Re: Origin Signed Responses and certificate requirements

On Tue, Apr 17, 2018 at 11:19 AM Ryan Sleevi <ryan-ietf@sleevi.com> wrote:

>
>
> On Mon, Apr 16, 2018 at 7:29 PM, Jeffrey Yasskin <jyasskin@chromium.org>
> wrote:
>
>> On Mon, Apr 16, 2018 at 4:18 PM Yoav Weiss <yoav@yoav.ws> wrote:
>>
>>> Thanks all for your comments!
>>>
>>> Not allowing reuse will result in higher complexity to maintain such
>>> certs, and therefore higher cost to adopt Signed Exchanges (as well as
>>> Secondary Certs, if the same restriction is applied for them).
>>> At the same time, it seems like the risk of use of a compromised cert in
>>> a signed exchange (or a secondary cert) is not negligible.
>>>
>>> But, can we come up with a different mitigation technique that may be
>>> easier to deploy?
>>> This is not my field of expertise, so it's fairly possible that I'm
>>> Holding It Wrong™, but what if we allowed certs with the
>>> `CanSignHttpExchanges` bit turned on to serve TLS, but only if their
>>> stapled OCSP is fresher than X (for some value of X)?
>>>
>>> IIUC, this will enable us to make sure any cert that is used for both
>>> Signed Exchanges and TLS is not used for more than X after its compromise
>>> is discovered. Assuming that the value of X is small enough, that might be
>>> enough to mitigate the risks for Signed Exchange abuse, while allowing at
>>> least some of the non-abusive use cases.
>>> Origins that would be interested in longer lived Signed Exchanges (e.g.
>>> for the offline-PWA case) can always not use the certs for TLS, and have
>>> them be longer lived (up to 7 days IIRC).
>>>
>>
>> Note that if a TLS private key is exposed, it's usable in secondary
>> certificates for the OCSP duration (7 days for now) after it's revoked. If
>> we require delegated credentials for secondary certificates, they're still
>> usable for up to 7 days, according to
>> https://tools.ietf.org/html/draft-ietf-tls-subcerts-00#section-2. That's
>> the same length of time a leaked private key would useful in signed
>> exchanges even without the OCSP restriction Yoav's suggesting.
>>
>> (Yoav's suggestion could be implemented by having two separate
>> extensions: `CanSignHttpExchanges`, which would be critical and forbid TLS
>> use, and `CanSignHttpExchangesAndTerminateTLS`, which would be
>> non-critical, allow TLS use, and shorten the maximum OCSP life.)
>>
>
> I'm not sure that the suggestion really considers the client policy here
> (or, perhaps I misunderstood, and it's attempting to explicitly reject it).
>
> If we look at Secondary Certs themselves, a key compromise would be valid
> for the lower bound of the lifetime of the certificate or the lifetime of
> the last good OCSP response (if the certificate is revoked and the client
> enforces an OCSP stapled response).
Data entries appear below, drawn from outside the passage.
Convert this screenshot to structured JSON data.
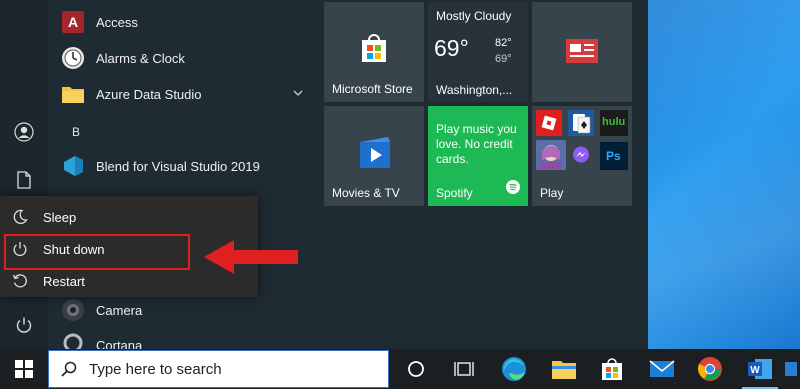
{
  "apps": [
    {
      "label": "Access"
    },
    {
      "label": "Alarms & Clock"
    },
    {
      "label": "Azure Data Studio"
    },
    {
      "label": "Blend for Visual Studio 2019"
    },
    {
      "label": "Camera"
    },
    {
      "label": "Cortana"
    }
  ],
  "section_letter": "B",
  "power_menu": {
    "items": [
      {
        "label": "Sleep"
      },
      {
        "label": "Shut down"
      },
      {
        "label": "Restart"
      }
    ]
  },
  "tiles": {
    "store": {
      "label": "Microsoft Store"
    },
    "weather": {
      "condition": "Mostly Cloudy",
      "temp": "69°",
      "high": "82°",
      "low": "69°",
      "location": "Washington,..."
    },
    "movies": {
      "label": "Movies & TV"
    },
    "spotify": {
      "text": "Play music you love. No credit cards.",
      "label": "Spotify"
    },
    "play": {
      "label": "Play",
      "hulu": "hulu",
      "ps": "Ps"
    }
  },
  "taskbar": {
    "search_placeholder": "Type here to search"
  },
  "colors": {
    "spotify_green": "#1db954",
    "arrow_red": "#e02020",
    "highlight_box": "#e02020",
    "start_bg": "#1f2b32",
    "desktop_blue": "#1f8ae3"
  }
}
A compromise, however, cannot be
> detected by the site operator - thus they cannot get to a position to
> request revocation. Further, some CAs pre-date good OCSP responses, for
> distributions to CDNs, so we cannot assume that the 'last good' OCSP
> response is lower-bounded.
>
> In Subcerts, a key compromise of the delegated credentials, would be for
> the validity of that DC key's period. This might be 7 days, might be less,
> or might be longer (if the key is reused for multiple DCs) - it's entirely
> dependent on the key rotation hygiene. Subcerts talks about DC lifetime,
> but I didn't see it equate that with key rotation - which is probably an
> oversight in the subcerts spec. However, compromise can nominally be
> detected, since it requires an on-path exchange.
>
> In Signed Exchanges, it's the same story as it is for Secondary Certs -
> undetectable compromise, for a significantly long lifetime.
>
> I think key reuse between signed exchanges and TLS is fundamentally
> enabling cross-protocol attacks and security risks, and don't think the
> ease is worth the tradeoff, particularly in that it encourages mixing
> offline and online keys, with different threat models and capabilities.
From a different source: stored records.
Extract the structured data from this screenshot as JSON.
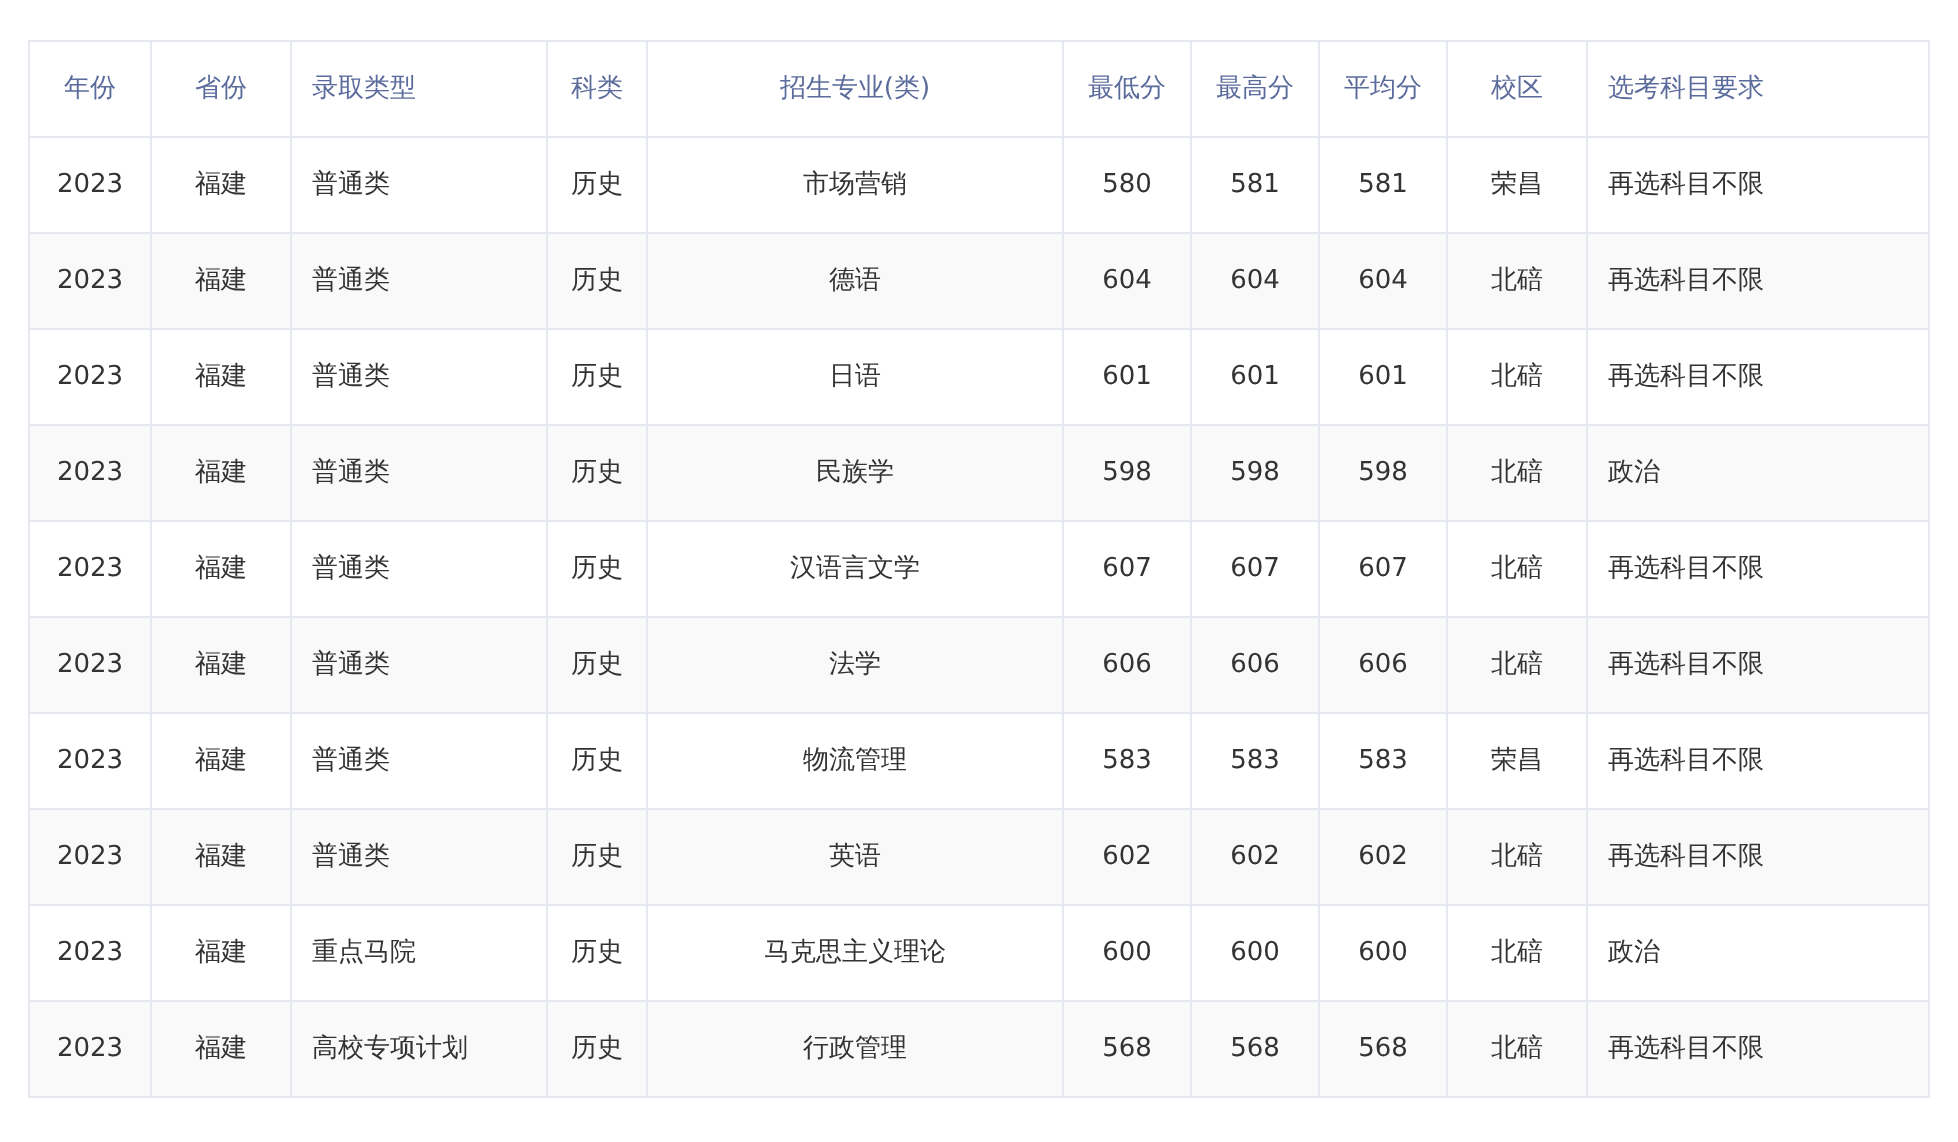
{
  "table": {
    "columns": [
      "年份",
      "省份",
      "录取类型",
      "科类",
      "招生专业(类)",
      "最低分",
      "最高分",
      "平均分",
      "校区",
      "选考科目要求"
    ],
    "rows": [
      [
        "2023",
        "福建",
        "普通类",
        "历史",
        "市场营销",
        "580",
        "581",
        "581",
        "荣昌",
        "再选科目不限"
      ],
      [
        "2023",
        "福建",
        "普通类",
        "历史",
        "德语",
        "604",
        "604",
        "604",
        "北碚",
        "再选科目不限"
      ],
      [
        "2023",
        "福建",
        "普通类",
        "历史",
        "日语",
        "601",
        "601",
        "601",
        "北碚",
        "再选科目不限"
      ],
      [
        "2023",
        "福建",
        "普通类",
        "历史",
        "民族学",
        "598",
        "598",
        "598",
        "北碚",
        "政治"
      ],
      [
        "2023",
        "福建",
        "普通类",
        "历史",
        "汉语言文学",
        "607",
        "607",
        "607",
        "北碚",
        "再选科目不限"
      ],
      [
        "2023",
        "福建",
        "普通类",
        "历史",
        "法学",
        "606",
        "606",
        "606",
        "北碚",
        "再选科目不限"
      ],
      [
        "2023",
        "福建",
        "普通类",
        "历史",
        "物流管理",
        "583",
        "583",
        "583",
        "荣昌",
        "再选科目不限"
      ],
      [
        "2023",
        "福建",
        "普通类",
        "历史",
        "英语",
        "602",
        "602",
        "602",
        "北碚",
        "再选科目不限"
      ],
      [
        "2023",
        "福建",
        "重点马院",
        "历史",
        "马克思主义理论",
        "600",
        "600",
        "600",
        "北碚",
        "政治"
      ],
      [
        "2023",
        "福建",
        "高校专项计划",
        "历史",
        "行政管理",
        "568",
        "568",
        "568",
        "北碚",
        "再选科目不限"
      ]
    ]
  }
}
> Coupling to OCSP simply tries to couple mitigation, but unfortunately,
> mitigation is predicated on detection. Something like signed exchanges, or
> subcerts, you fundamentally want to have an offline key that you can
> carefully gate access to, and never allow it an online capability.
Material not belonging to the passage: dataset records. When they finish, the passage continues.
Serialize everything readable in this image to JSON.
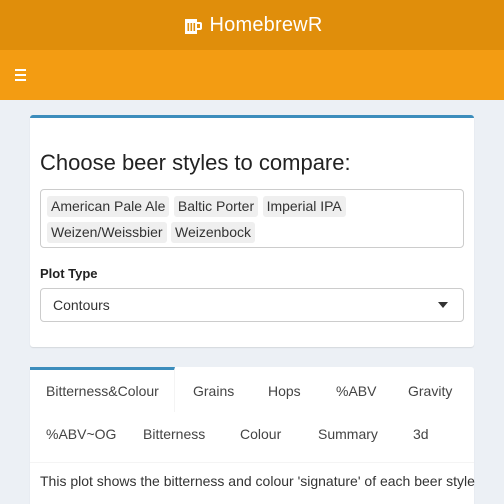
{
  "app": {
    "title": "HomebrewR",
    "logo_icon": "beer-mug-icon"
  },
  "header": {
    "menu_icon": "hamburger-icon"
  },
  "selector": {
    "heading": "Choose beer styles to compare:",
    "selected_styles": [
      "American Pale Ale",
      "Baltic Porter",
      "Imperial IPA",
      "Weizen/Weissbier",
      "Weizenbock"
    ],
    "plot_type_label": "Plot Type",
    "plot_type_value": "Contours"
  },
  "tabs": {
    "row1": [
      "Bitterness&Colour",
      "Grains",
      "Hops",
      "%ABV",
      "Gravity"
    ],
    "row2": [
      "%ABV~OG",
      "Bitterness",
      "Colour",
      "Summary",
      "3d"
    ],
    "active": "Bitterness&Colour"
  },
  "tab_content": {
    "description": "This plot shows the bitterness and colour 'signature' of each beer style"
  },
  "colors": {
    "logo_bar": "#e08e0b",
    "nav_bar": "#f39c12",
    "accent": "#3c8dbc",
    "background": "#ecf0f5"
  }
}
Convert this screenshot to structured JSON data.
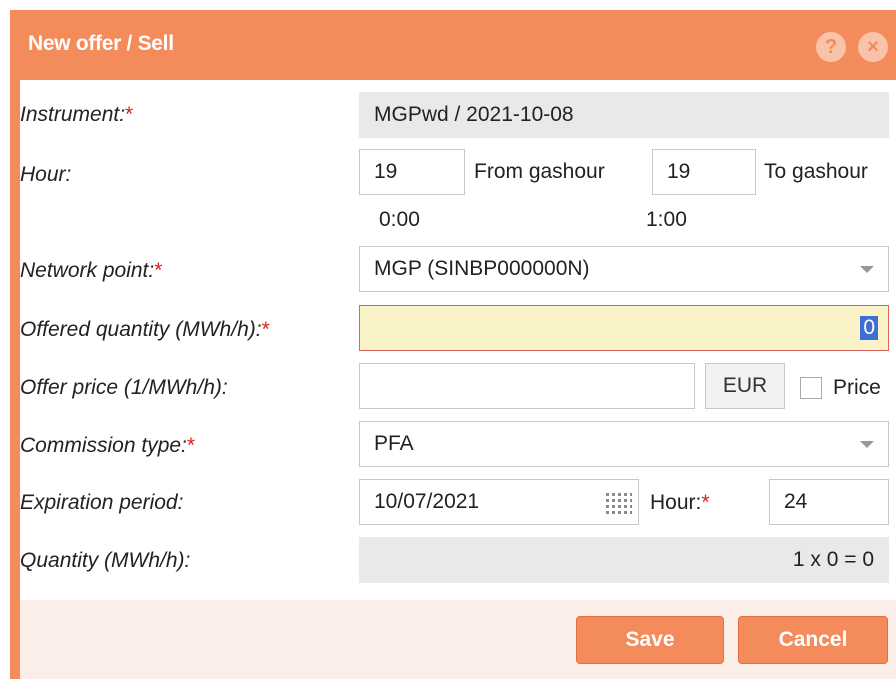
{
  "dialog": {
    "title": "New offer / Sell",
    "help_icon": "?",
    "close_icon": "×"
  },
  "form": {
    "instrument": {
      "label": "Instrument:",
      "required": "*",
      "value": "MGPwd / 2021-10-08"
    },
    "hour": {
      "label": "Hour:",
      "from_value": "19",
      "from_label": "From gashour",
      "from_time": "0:00",
      "to_value": "19",
      "to_label": "To gashour",
      "to_time": "1:00"
    },
    "network_point": {
      "label": "Network point:",
      "required": "*",
      "value": "MGP (SINBP000000N)"
    },
    "offered_quantity": {
      "label": "Offered quantity (MWh/h):",
      "required": "*",
      "value": "0"
    },
    "offer_price": {
      "label": "Offer price (1/MWh/h):",
      "value": "",
      "currency": "EUR",
      "checkbox_label": "Price",
      "checked": false
    },
    "commission_type": {
      "label": "Commission type:",
      "required": "*",
      "value": "PFA"
    },
    "expiration_period": {
      "label": "Expiration period:",
      "value": "10/07/2021",
      "hour_label": "Hour:",
      "hour_required": "*",
      "hour_value": "24"
    },
    "quantity": {
      "label": "Quantity (MWh/h):",
      "value": "1 x 0 = 0"
    }
  },
  "buttons": {
    "save": "Save",
    "cancel": "Cancel"
  },
  "colors": {
    "accent": "#f48b5b",
    "required": "#e0201b",
    "highlight": "#fbf3c8"
  }
}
> Encouraging that protocol mixing seems like an unsafe design, even without
> a formal analysis.
>

In case people want to take just the changes removing RSA and the
requirement to support secp384r1, without enabling certificate re-use for
TLS, I've split those out into https://github.com/WICG/webpackage/pull/181.

If folks really want to be able to use RSA keys, please speak up.